17/07/2008

Surpresas de Botafogo

Antes de mais nada, acho que eu devia escrever algo por aqui pra agradecer a existência da A.R. Produções. Não apenas por fazerem a Curta Cinema, embora isso já fosse motivo suficiente. Mas o que tanto me alegra justamente foi possível graças à Curta Cinema. Lá, pude rever Pikoo, mesmo sem legendas - como já tinha visto com legendagem eletrônica, não teve galho. Pikoo é um curta-metragem dirigido por Satyajit Ray para uma rede de televisão indiana, em 1981, trata-se da história de uma tarde especial para uma criança, um garoto. Um grande pequeno filme, decerto, mas fiquei anda mais contente quando descobri que, além de Pikoo, a sessão apresentaria um filme que eu já assistira em outra ocasião, e que me parecia magnífico - eu só conhecia pelo título em inglês, Deliverance. Como na programação vinha escrito o título em indiano, Sadgati, tomei um susto quando descobri que já tinha visto o filme.

Mas esse é daqueles que merecem todas as revisões possíveis. São cinqüenta minutos para contar uma história tipicamente neo-realista sobre os sofrimentos das classes baixas e da insensibilidade dos ricos - só que tem o seguinte, isso se passa na Índia, a terra dos brâmanes e dos dalits (ou intocáveis). E o filme é uma paulada! Uma estória simples – um dalit que vai pedir uma gentileza a um brâmane e é por este colocado para trabalhar até a exaustão máxima – em que o narrador não tem pudores em criar as situações dramáticas mais intensas e inacreditáveis, decerto porque o mundo que descreve suporta aquele exagero dramático. E isso impressiona a valer, ver como está arraigada nas pessoas essa concepção social-religiosa desumanamente discriminatória que é o sistema de castas. Isso não é dito ou feito por um estrangeiro escandalizado. Foi feito por um indiano respeitado pelos seus pares, para ser exibido e visto na televisão nacional.

Por descolar um filme desses para a sua mostra, abençoada seja a A.R Produções. E abençoado seja esse ciclo que vai passar na tevê dos filmes do cara. O invencível e Charulata eu vou gravar, com certeza.
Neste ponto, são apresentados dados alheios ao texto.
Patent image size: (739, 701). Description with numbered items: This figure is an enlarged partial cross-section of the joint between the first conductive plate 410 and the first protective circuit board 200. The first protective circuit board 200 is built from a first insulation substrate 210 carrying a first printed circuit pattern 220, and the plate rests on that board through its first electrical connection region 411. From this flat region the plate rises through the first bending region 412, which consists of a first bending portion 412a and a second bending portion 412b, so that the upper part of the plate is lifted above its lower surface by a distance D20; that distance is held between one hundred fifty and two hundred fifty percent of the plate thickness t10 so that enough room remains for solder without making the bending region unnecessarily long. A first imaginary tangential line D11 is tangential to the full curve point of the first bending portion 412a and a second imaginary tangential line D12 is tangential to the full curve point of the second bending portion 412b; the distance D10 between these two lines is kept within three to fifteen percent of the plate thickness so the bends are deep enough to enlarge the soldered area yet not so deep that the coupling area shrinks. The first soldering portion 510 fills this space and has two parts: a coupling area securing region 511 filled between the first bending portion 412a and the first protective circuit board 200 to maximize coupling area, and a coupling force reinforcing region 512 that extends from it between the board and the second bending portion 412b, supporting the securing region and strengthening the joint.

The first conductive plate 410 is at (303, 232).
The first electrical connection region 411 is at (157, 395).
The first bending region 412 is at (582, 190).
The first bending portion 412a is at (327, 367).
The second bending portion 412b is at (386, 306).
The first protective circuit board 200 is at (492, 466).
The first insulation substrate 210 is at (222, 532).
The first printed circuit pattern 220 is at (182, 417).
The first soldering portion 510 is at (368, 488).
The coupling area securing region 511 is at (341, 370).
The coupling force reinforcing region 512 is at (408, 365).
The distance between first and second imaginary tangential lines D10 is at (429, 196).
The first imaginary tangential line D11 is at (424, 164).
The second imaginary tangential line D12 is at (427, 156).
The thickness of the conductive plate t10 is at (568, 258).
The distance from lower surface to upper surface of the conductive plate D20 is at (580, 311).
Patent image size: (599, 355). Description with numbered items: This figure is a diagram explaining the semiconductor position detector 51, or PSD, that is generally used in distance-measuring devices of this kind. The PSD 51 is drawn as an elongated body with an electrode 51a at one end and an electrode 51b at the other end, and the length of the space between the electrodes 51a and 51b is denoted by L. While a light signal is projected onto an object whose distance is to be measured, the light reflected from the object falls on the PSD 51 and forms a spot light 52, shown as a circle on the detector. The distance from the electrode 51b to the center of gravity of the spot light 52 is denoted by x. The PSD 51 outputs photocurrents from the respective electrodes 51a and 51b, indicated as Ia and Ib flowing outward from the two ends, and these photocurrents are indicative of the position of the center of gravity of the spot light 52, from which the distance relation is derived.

Saindo da A.R., dia desses, depois de ter visto um outro Ray das antigas, Two (um curta-metragem de ’65, o filme seguinte a Charulata, muito bonito, bastante aparentado com o posterior Pikoo), eu passei na frente de um cinema que fica ao lado de uma escola. Era, até alguns anos atrás, um cinema que tradicionalmente exibia filmes pornôs, mas, depois que a prefeitura proibiu a exibição de filmes do gênero em cinemas próximos a escolas, ele teve que mudar sua programação. Quando olhei, vi que o cartaz era bonito - por ele, descobri que o filme que estava sendo apresentado se chama Buffet froid, é dirigido pelo Bertrand Blier e é com Depardieu e Carole Bouquet, entre outros. Fui conversar com um dos bilheteiros (eram três), mas antes fiquei olhando um pouco os vários outros cartazes. Um exemplo de cartaz exposto? Que tal Les voleurs de la nuit, direção de Samuel Fuller, 1984, o filme seguinte a White dog e The big red one, com música de Ennio Morricone e "participation amicale" de Claude Chabrol? Perguntei: "mas vem cá, meu amigo, esses filmes estão sendo apresentados aqui? e não sai notícia no jornal?". E o cara me contou sobre a mudança de programação, e comentou que isso não faz muita diferença não, que a freqüência continua a mesma. "mas vocês estão passando filmes pornôs?". Não, não, eram aqueles filmes mesmo. Na verdade, a empresa exibidora (Splendor Filmes, parece) passa qualquer coisa quer tiver em seus arquivos - manda uma fita pra passar até se arrebentar toda. Aí escolhe outra. Às vezes arrebenta logo, às vezes a película resiste e o mesmo filme fica em cartaz meses a fio. Os pagantes habituais não se importam em ter sempre os mesmo filmes sendo apresentados, segundo ele.

É isso aí, e a pauta da Contracampo 34 foi preservação, restauração e difusão... E viva a cinefilia carioca!